Preziosi è entrato a gamba tesa sui conti economici dell’ente e sulle tante anomalie riscontrate nei vari documenti finanziari: «Abbiamo presentato molte pregiudiziali in Aula, ma l’amministrazione le ha bocciate senza dire il perché. Intanto ci troviamo, sul rendiconto, con la relazione del tesoriere diversa da quella di Giunta e dirigente. C’è una relazione dei revisori dei conti in cui si dice che il Comune, nel 2016, non era tenuto a rispettare i parametri di ente strutturalmente deficitario, ma questo non è vero e ho invitato il sindaco a revocare questo parere». Problemi economici che si sono accumulati negli anni e, chi verrà l’anno prossimo, troverà una situazione peggiore: «In Consiglio hanno detto che non lasceranno debiti, ma non è vero – spiega Preziosi – ci saranno debiti da pagare, intanto le tasse aumenteranno. I bilanci del Comune non sono attendibili». Ad accorgersene è stata anche la magistratura con tanto di inchiesta in corso sui prospetti economici di qualche anno fa. «C’è anche un’inchiesta anche sul teatro, ma loro vanno avanti come se niente fosse».
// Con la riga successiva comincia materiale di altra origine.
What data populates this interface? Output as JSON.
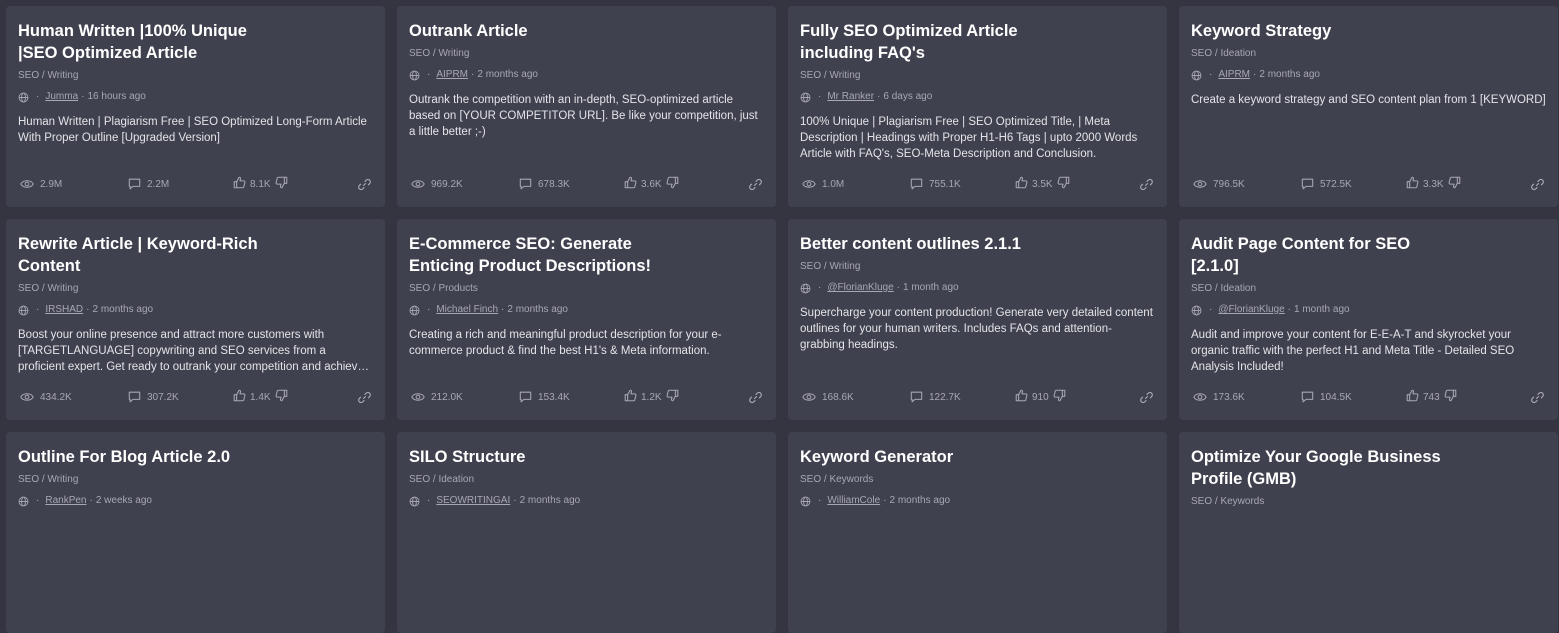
{
  "cards": [
    {
      "title": "Human Written |100% Unique |SEO Optimized Article",
      "category": "SEO / Writing",
      "author": "Jumma",
      "time": "16 hours ago",
      "description": "Human Written | Plagiarism Free | SEO Optimized Long-Form Article With Proper Outline [Upgraded Version]",
      "views": "2.9M",
      "comments": "2.2M",
      "likes": "8.1K"
    },
    {
      "title": "Outrank Article",
      "category": "SEO / Writing",
      "author": "AIPRM",
      "time": "2 months ago",
      "description": "Outrank the competition with an in-depth, SEO-optimized article based on [YOUR COMPETITOR URL]. Be like your competition, just a little better ;-)",
      "views": "969.2K",
      "comments": "678.3K",
      "likes": "3.6K"
    },
    {
      "title": "Fully SEO Optimized Article including FAQ's",
      "category": "SEO / Writing",
      "author": "Mr Ranker",
      "time": "6 days ago",
      "description": "100% Unique | Plagiarism Free | SEO Optimized Title, | Meta Description | Headings with Proper H1-H6 Tags | upto 2000 Words Article with FAQ's, SEO-Meta Description and Conclusion.",
      "views": "1.0M",
      "comments": "755.1K",
      "likes": "3.5K"
    },
    {
      "title": "Keyword Strategy",
      "category": "SEO / Ideation",
      "author": "AIPRM",
      "time": "2 months ago",
      "description": "Create a keyword strategy and SEO content plan from 1 [KEYWORD]",
      "views": "796.5K",
      "comments": "572.5K",
      "likes": "3.3K"
    },
    {
      "title": "Rewrite Article | Keyword-Rich Content",
      "category": "SEO / Writing",
      "author": "IRSHAD",
      "time": "2 months ago",
      "description": "Boost your online presence and attract more customers with [TARGETLANGUAGE] copywriting and SEO services from a proficient expert. Get ready to outrank your competition and achieve top search…",
      "views": "434.2K",
      "comments": "307.2K",
      "likes": "1.4K"
    },
    {
      "title": "E-Commerce SEO: Generate Enticing Product Descriptions!",
      "category": "SEO / Products",
      "author": "Michael Finch",
      "time": "2 months ago",
      "description": "Creating a rich and meaningful product description for your e-commerce product & find the best H1's & Meta information.",
      "views": "212.0K",
      "comments": "153.4K",
      "likes": "1.2K"
    },
    {
      "title": "Better content outlines 2.1.1",
      "category": "SEO / Writing",
      "author": "@FlorianKluge",
      "time": "1 month ago",
      "description": "Supercharge your content production! Generate very detailed content outlines for your human writers. Includes FAQs and attention-grabbing headings.",
      "views": "168.6K",
      "comments": "122.7K",
      "likes": "910"
    },
    {
      "title": "Audit Page Content for SEO [2.1.0]",
      "category": "SEO / Ideation",
      "author": "@FlorianKluge",
      "time": "1 month ago",
      "description": "Audit and improve your content for E-E-A-T and skyrocket your organic traffic with the perfect H1 and Meta Title - Detailed SEO Analysis Included!",
      "views": "173.6K",
      "comments": "104.5K",
      "likes": "743"
    },
    {
      "title": "Outline For Blog Article 2.0",
      "category": "SEO / Writing",
      "author": "RankPen",
      "time": "2 weeks ago",
      "description": "",
      "views": "",
      "comments": "",
      "likes": ""
    },
    {
      "title": "SILO Structure",
      "category": "SEO / Ideation",
      "author": "SEOWRITINGAI",
      "time": "2 months ago",
      "description": "",
      "views": "",
      "comments": "",
      "likes": ""
    },
    {
      "title": "Keyword Generator",
      "category": "SEO / Keywords",
      "author": "WilliamCole",
      "time": "2 months ago",
      "description": "",
      "views": "",
      "comments": "",
      "likes": ""
    },
    {
      "title": "Optimize Your Google Business Profile (GMB)",
      "category": "SEO / Keywords",
      "author": "",
      "time": "",
      "description": "",
      "views": "",
      "comments": "",
      "likes": ""
    }
  ],
  "icons": {
    "globe": "globe-icon",
    "views": "eye-icon",
    "comments": "comment-icon",
    "like": "thumbs-up-icon",
    "dislike": "thumbs-down-icon",
    "link": "link-icon"
  },
  "colors": {
    "background": "#343541",
    "card": "#40414f",
    "muted": "#a7a8b3"
  }
}
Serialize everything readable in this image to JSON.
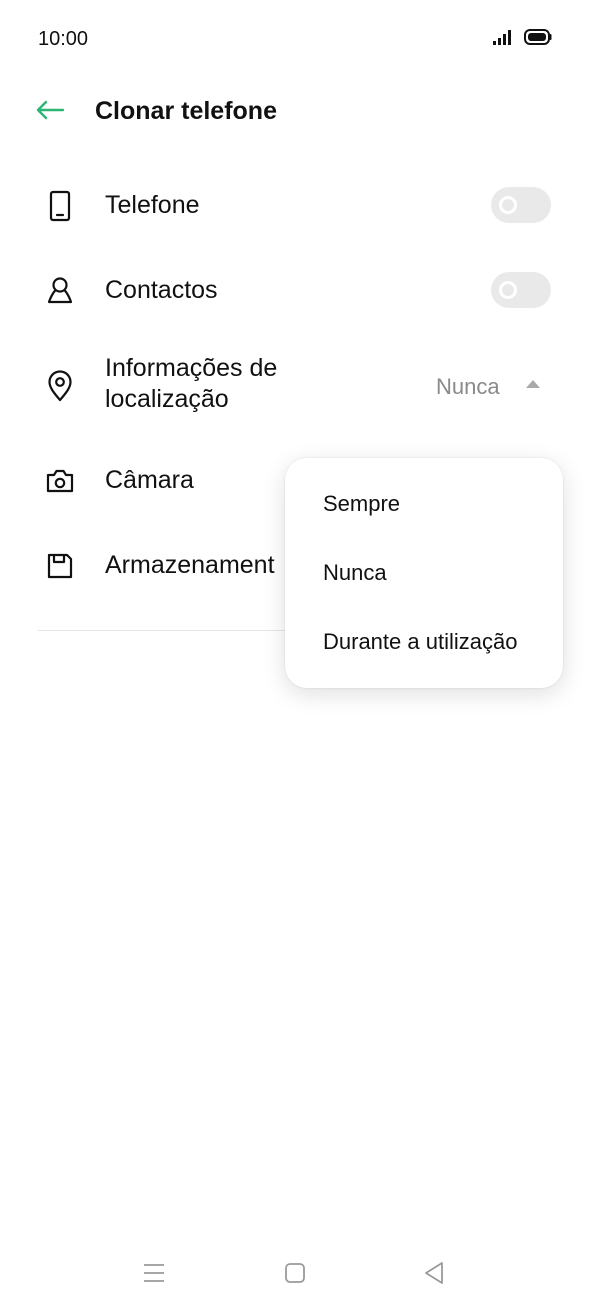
{
  "status_bar": {
    "time": "10:00",
    "signal_icon": "signal-icon",
    "battery_icon": "battery-icon"
  },
  "header": {
    "title": "Clonar telefone",
    "back_icon": "back-arrow-icon"
  },
  "colors": {
    "accent": "#2bb673",
    "toggle_off": "#e9e9e9",
    "text": "#111111",
    "secondary_text": "#8a8a8a"
  },
  "settings": [
    {
      "label": "Telefone",
      "icon": "phone-icon",
      "control": "toggle",
      "enabled": false
    },
    {
      "label": "Contactos",
      "icon": "contacts-icon",
      "control": "toggle",
      "enabled": false
    },
    {
      "label_line1": "Informações de",
      "label_line2": "localização",
      "icon": "location-icon",
      "control": "dropdown",
      "value": "Nunca"
    },
    {
      "label": "Câmara",
      "icon": "camera-icon"
    },
    {
      "label": "Armazenament",
      "icon": "storage-icon"
    }
  ],
  "dropdown_menu": {
    "options": [
      "Sempre",
      "Nunca",
      "Durante a utilização"
    ]
  },
  "nav_bar": {
    "menu_icon": "menu-icon",
    "home_icon": "home-icon",
    "back_icon": "back-triangle-icon"
  }
}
Giordano ha attaccato la maggioranza anche per il modo di rapportarsi all’opposizione. «Quando saltano le regole e non c’è più dialogo o rispetto, è normale che si ricorra a terze figure, in questo caso la Procura. Lo dico a chi in maggioranza vuole ricandidarsi: state attenti perché non si scherza. Al solo odore di un abuso andiamo in procura. Non tolleriamo più niente». Il timore è che, a un anno dalle elezioni, possano essere attivate pratiche non proprio leali sulla ricerca del consenso. E in questo caso le attenzioni ritornano sul Teatro e i biglietti omaggio. «C’è stato un abuso – tuona Giordano – non si tratta di moralismo, a me non piacciono le sfide truccate. Anche gestire questa miserevole partita dei biglietti fa consenso. Noi, invece, la politica la facciamo senza imbrogliare». Sempre sul Teatro, Giordano ha invitato il presidente del Consiglio, Livio Petitto, a convocare una conferenza dei capigruppo subito dopo Ferragosto. «Il datore di lavoro del teatro è il Comune, quindi anche l’opposizione, non è del sindaco e la minoranza ha il diritto di dire la sua. Vogliamo capire se a settembre riaprirà. Inoltre leggiamo delle intenzioni del presidente del comitato di gestione, Caputo, di affidare il cartellone al teatro pubblico campano, per mancanza di tempo. Se non ha gli strumenti e il tempo per lavorare bene allora deve dimettersi. Se resta allora lavori bene». Sulla stessa linea anche Preziosi: «In passato avevamo già detto che il comitato non poteva insediarsi in assenza di indirizzi e linee guida. Inoltre è stato nominato un liquidatore, ma il consiglio non ha riconosciuto i debiti. Temo che la liquidazione del teatro non potrà avvenire».